Load balancing of self hosted runners

We plan to migrate our CI and we are evaluating Actions as a candidate. We are already a customer of Github so we hope Actions can be used since we then expect the best integration.

We require self-hosted runners since many tests depend on USB connected hardware. We are a Camera company, much testing requires cameras to be connected.

Because of this, we have lots of weak PC (think 4 cores) that will be added to the runner pool to be able to connect all HW, they are not great but together they give us some compute power.

However, for building we have workstations with up to 128 logical cores, fast memory, and IO. These machines build our C++ code and run other heavy tasks up to 20 times faster than the weak “camera PCs”.

Because of this highly heterogeneous setup it is critical for CI latency (and throughput) that jobs are sent to the PC that at any time will do the job the quickest. As an example; Probably the first 3 jobs go on a 128 core WS, then two go on a 64 core WS, then one more at the 128 core WS, maybe now a 16 core WS will be chosen and so on. When all performant WSs are taken, jobs should be sent to the 4 core PCs, but only then since they are so slow. However, we do not want to not use them for compilation at all since in peak periods they do provide lots of value in computing minutes and they can take some load of the 128 core WS and reduce queues.

Today we use a load balancing plugin in Jenkins to deal with this. It works so that you give each PC an initial score (manually maintained and set while setting up a runner). Then, a penalty is given per active job on a runner. When a new job arrives it is given to the runner with the highest score.

This system gets the job done, but it is a pain to manually update all the initial scores when runner pool changes or when the nature of jobs significantly changes. Also since it is manual heuristics the load balancing is far from perfect.
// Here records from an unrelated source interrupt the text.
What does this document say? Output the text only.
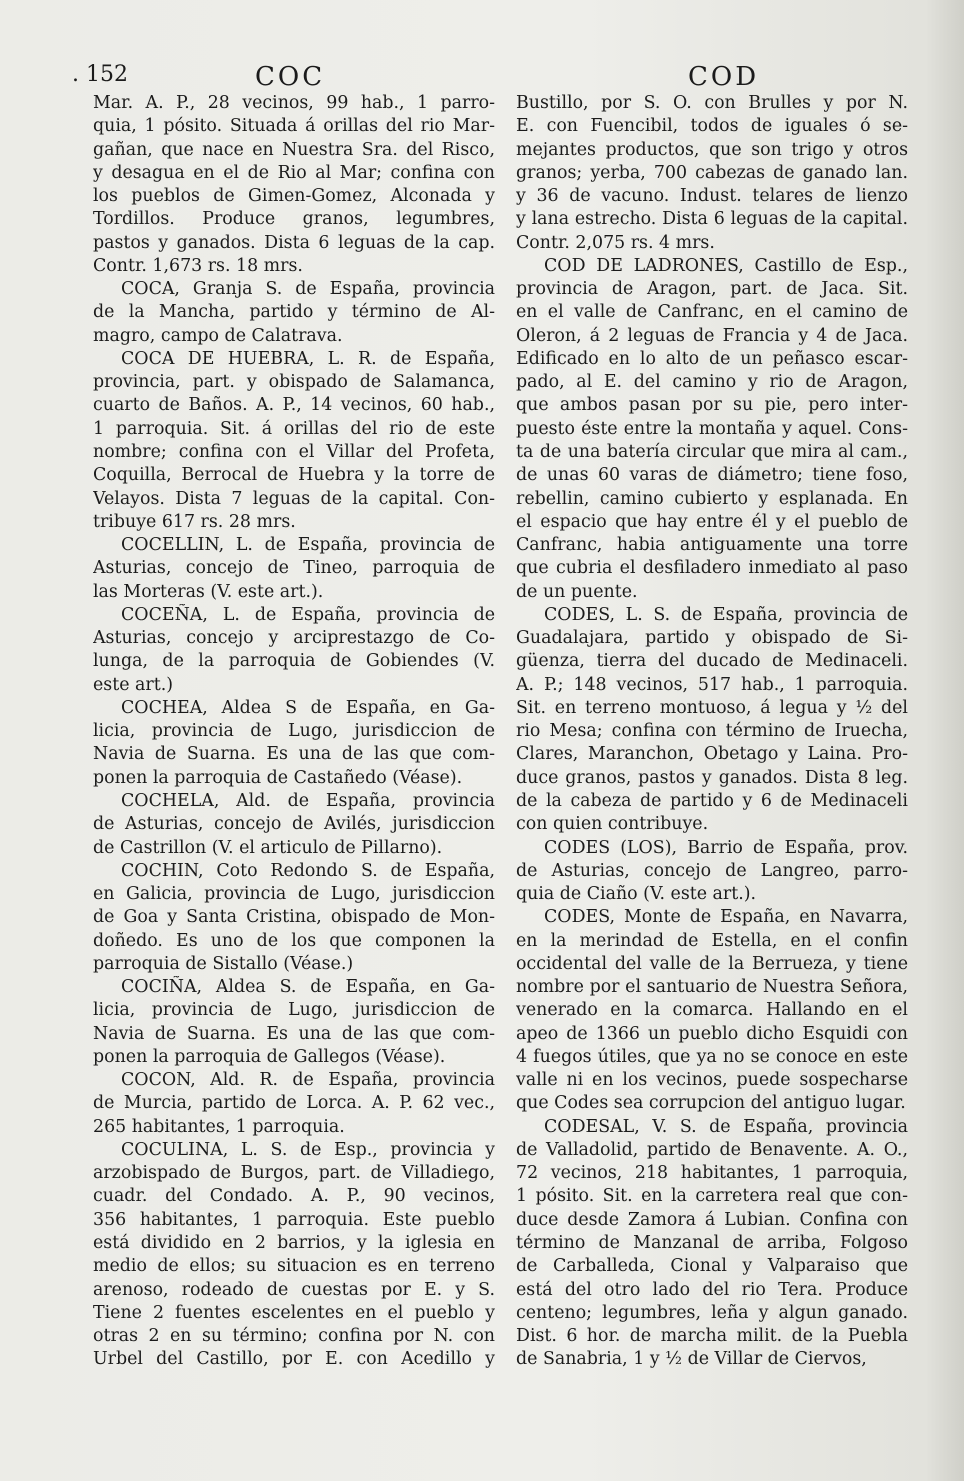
. 152	COC	COD
Mar. A. P., 28 vecinos, 99 hab., 1 parro-
quia, 1 pósito. Situada á orillas del rio Mar-
gañan, que nace en Nuestra Sra. del Risco,
y desagua en el de Rio al Mar; confina con
los pueblos de Gimen-Gomez, Alconada y
Tordillos. Produce granos, legumbres,
pastos y ganados. Dista 6 leguas de la cap.
Contr. 1,673 rs. 18 mrs.
COCA, Granja S. de España, provincia
de la Mancha, partido y término de Al-
magro, campo de Calatrava.
COCA DE HUEBRA, L. R. de España,
provincia, part. y obispado de Salamanca,
cuarto de Baños. A. P., 14 vecinos, 60 hab.,
1 parroquia. Sit. á orillas del rio de este
nombre; confina con el Villar del Profeta,
Coquilla, Berrocal de Huebra y la torre de
Velayos. Dista 7 leguas de la capital. Con-
tribuye 617 rs. 28 mrs.
COCELLIN, L. de España, provincia de
Asturias, concejo de Tineo, parroquia de
las Morteras (V. este art.).
COCEÑA, L. de España, provincia de
Asturias, concejo y arciprestazgo de Co-
lunga, de la parroquia de Gobiendes (V.
este art.)
COCHEA, Aldea S de España, en Ga-
licia, provincia de Lugo, jurisdiccion de
Navia de Suarna. Es una de las que com-
ponen la parroquia de Castañedo (Véase).
COCHELA, Ald. de España, provincia
de Asturias, concejo de Avilés, jurisdiccion
de Castrillon (V. el articulo de Pillarno).
COCHIN, Coto Redondo S. de España,
en Galicia, provincia de Lugo, jurisdiccion
de Goa y Santa Cristina, obispado de Mon-
doñedo. Es uno de los que componen la
parroquia de Sistallo (Véase.)
COCIÑA, Aldea S. de España, en Ga-
licia, provincia de Lugo, jurisdiccion de
Navia de Suarna. Es una de las que com-
ponen la parroquia de Gallegos (Véase).
COCON, Ald. R. de España, provincia
de Murcia, partido de Lorca. A. P. 62 vec.,
265 habitantes, 1 parroquia.
COCULINA, L. S. de Esp., provincia y
arzobispado de Burgos, part. de Villadiego,
cuadr. del Condado. A. P., 90 vecinos,
356 habitantes, 1 parroquia. Este pueblo
está dividido en 2 barrios, y la iglesia en
medio de ellos; su situacion es en terreno
arenoso, rodeado de cuestas por E. y S.
Tiene 2 fuentes escelentes en el pueblo y
otras 2 en su término; confina por N. con
Urbel del Castillo, por E. con Acedillo y
Bustillo, por S. O. con Brulles y por N.
E. con Fuencibil, todos de iguales ó se-
mejantes productos, que son trigo y otros
granos; yerba, 700 cabezas de ganado lan.
y 36 de vacuno. Indust. telares de lienzo
y lana estrecho. Dista 6 leguas de la capital.
Contr. 2,075 rs. 4 mrs.
COD DE LADRONES, Castillo de Esp.,
provincia de Aragon, part. de Jaca. Sit.
en el valle de Canfranc, en el camino de
Oleron, á 2 leguas de Francia y 4 de Jaca.
Edificado en lo alto de un peñasco escar-
pado, al E. del camino y rio de Aragon,
que ambos pasan por su pie, pero inter-
puesto éste entre la montaña y aquel. Cons-
ta de una batería circular que mira al cam.,
de unas 60 varas de diámetro; tiene foso,
rebellin, camino cubierto y esplanada. En
el espacio que hay entre él y el pueblo de
Canfranc, habia antiguamente una torre
que cubria el desfiladero inmediato al paso
de un puente.
CODES, L. S. de España, provincia de
Guadalajara, partido y obispado de Si-
güenza, tierra del ducado de Medinaceli.
A. P.; 148 vecinos, 517 hab., 1 parroquia.
Sit. en terreno montuoso, á legua y ½ del
rio Mesa; confina con término de Iruecha,
Clares, Maranchon, Obetago y Laina. Pro-
duce granos, pastos y ganados. Dista 8 leg.
de la cabeza de partido y 6 de Medinaceli
con quien contribuye.
CODES (LOS), Barrio de España, prov.
de Asturias, concejo de Langreo, parro-
quia de Ciaño (V. este art.).
CODES, Monte de España, en Navarra,
en la merindad de Estella, en el confin
occidental del valle de la Berrueza, y tiene
nombre por el santuario de Nuestra Señora,
venerado en la comarca. Hallando en el
apeo de 1366 un pueblo dicho Esquidi con
4 fuegos útiles, que ya no se conoce en este
valle ni en los vecinos, puede sospecharse
que Codes sea corrupcion del antiguo lugar.
CODESAL, V. S. de España, provincia
de Valladolid, partido de Benavente. A. O.,
72 vecinos, 218 habitantes, 1 parroquia,
1 pósito. Sit. en la carretera real que con-
duce desde Zamora á Lubian. Confina con
término de Manzanal de arriba, Folgoso
de Carballeda, Cional y Valparaiso que
está del otro lado del rio Tera. Produce
centeno; legumbres, leña y algun ganado.
Dist. 6 hor. de marcha milit. de la Puebla
de Sanabria, 1 y ½ de Villar de Ciervos,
But it works…

Ideally, the load balancer should learn the requirements (CPU, IO) per jobs and the capabilities of runners and dynamically update these and schedule jobs at best effort. When runners or jobs is added or jobs change their behaviour this should be picked up by the balancer.

Now, I hope I have given enough context, else just ask. The question goes as;

  • How is Actions handling load balancing of self-hosted runners?
  • Does it cover our use case?
4 Likes

Hi @nedrebo,

Glad to see you in Github Community Forum!

Thanks for your detail description and i now know where you come from. Honestly, github self-hosted runner doesn’t support such load balancing. In github, it uses labels to define which runner is used for CI/CD jobs. As doc mentioned:

A self-hosted runner that matches all the assigned labels will then be eligible to run the job.

And it routes precedence for self-hosted runners as below:
https://docs.github.com/en/actions/hosting-your-own-runners/using-self-hosted-runners-in-a-workflow#routing-precedence-for-self-hosted-runners

Thanks

Thank you for the quick reply.

Is this feature on any roadmap? If not, can your comment on if the feature has been discussed and decided to be a “Won’t Do”?

Thanks for the link, I have not tried yet but I think I can (ab)use the repository-level and organization-level routing to make a poor man’s balancer. I can separate the runners into two groups, slow(organization-level) and fast(repository-level), and then the powerful ones will fill up first. Hopefully, repository-level runners can also be organization-level runners at the same time, then this should work pretty well.

Hi @nedrebo,

I don’t find related topic in public roadmap. You can raise a feature request ticket in below link where github product manager will help to check.
https://support.github.com/contact/feedback?contact[category]=actions

Thanks